2) Since most of this acreage is located at the wet gas and dry gas window of the formation, this balanced commodity mix contains a significant amount of natural gas liquids.

3) The IRR of the company's Eagle Ford wells is below 50%, according to the latest corporate presentation.

After all, I discount the average price of $1.753 billion by 10%, resulting in a price tag of about $1.577 billion.

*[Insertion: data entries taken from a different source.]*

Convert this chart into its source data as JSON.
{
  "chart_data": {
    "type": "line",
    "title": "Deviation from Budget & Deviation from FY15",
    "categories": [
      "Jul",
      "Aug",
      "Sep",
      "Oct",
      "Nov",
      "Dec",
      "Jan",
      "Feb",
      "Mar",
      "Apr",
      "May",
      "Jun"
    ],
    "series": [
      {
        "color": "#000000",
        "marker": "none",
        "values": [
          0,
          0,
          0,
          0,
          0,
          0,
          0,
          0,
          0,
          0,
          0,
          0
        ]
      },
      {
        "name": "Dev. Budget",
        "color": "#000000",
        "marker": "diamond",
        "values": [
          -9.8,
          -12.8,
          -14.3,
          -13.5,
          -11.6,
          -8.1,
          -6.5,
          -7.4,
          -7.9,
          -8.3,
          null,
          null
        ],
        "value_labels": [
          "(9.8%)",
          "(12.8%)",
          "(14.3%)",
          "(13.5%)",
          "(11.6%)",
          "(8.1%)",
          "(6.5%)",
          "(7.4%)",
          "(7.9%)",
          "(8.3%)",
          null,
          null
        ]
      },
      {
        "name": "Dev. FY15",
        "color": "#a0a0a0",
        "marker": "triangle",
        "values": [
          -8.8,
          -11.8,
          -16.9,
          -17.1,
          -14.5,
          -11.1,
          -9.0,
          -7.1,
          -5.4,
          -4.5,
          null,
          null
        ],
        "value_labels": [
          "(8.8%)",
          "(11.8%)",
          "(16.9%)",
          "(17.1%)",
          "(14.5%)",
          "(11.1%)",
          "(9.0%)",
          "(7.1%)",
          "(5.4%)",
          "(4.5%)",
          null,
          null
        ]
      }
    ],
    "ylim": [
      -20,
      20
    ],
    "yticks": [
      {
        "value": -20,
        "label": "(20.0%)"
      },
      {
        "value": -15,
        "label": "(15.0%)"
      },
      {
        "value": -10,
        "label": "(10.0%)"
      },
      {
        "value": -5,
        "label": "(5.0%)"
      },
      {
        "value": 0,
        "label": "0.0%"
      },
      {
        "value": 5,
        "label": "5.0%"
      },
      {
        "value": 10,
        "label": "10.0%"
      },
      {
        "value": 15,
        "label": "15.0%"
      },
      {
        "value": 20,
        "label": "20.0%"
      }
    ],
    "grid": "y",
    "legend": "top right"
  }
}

In fact, I do not expect the final selling price to exceed $1.5 billion, based on the current production and reserves. Apparently, my factual estimates fall short of the company's estimates by ~$500 million which is a significant difference.


I wish Talisman to exceed its estimates and receive more than $2 billion. However, I believe that Talisman's shareholders have to keep their expectations low, because the reality might make them have a hard landing. Furthermore, spreading estimates that can hardly materialize, is a wrong strategy on behalf of the management because it does not enhance the corporate credibility.

Disclosure: I have no positions in any stocks mentioned, and no plans to initiate any positions within the next 72 hours. I wrote this article myself, and it expresses my own opinions. I am not receiving compensation for it (other than from Seeking Alpha). I have no business relationship with any company whose stock is mentioned in this article.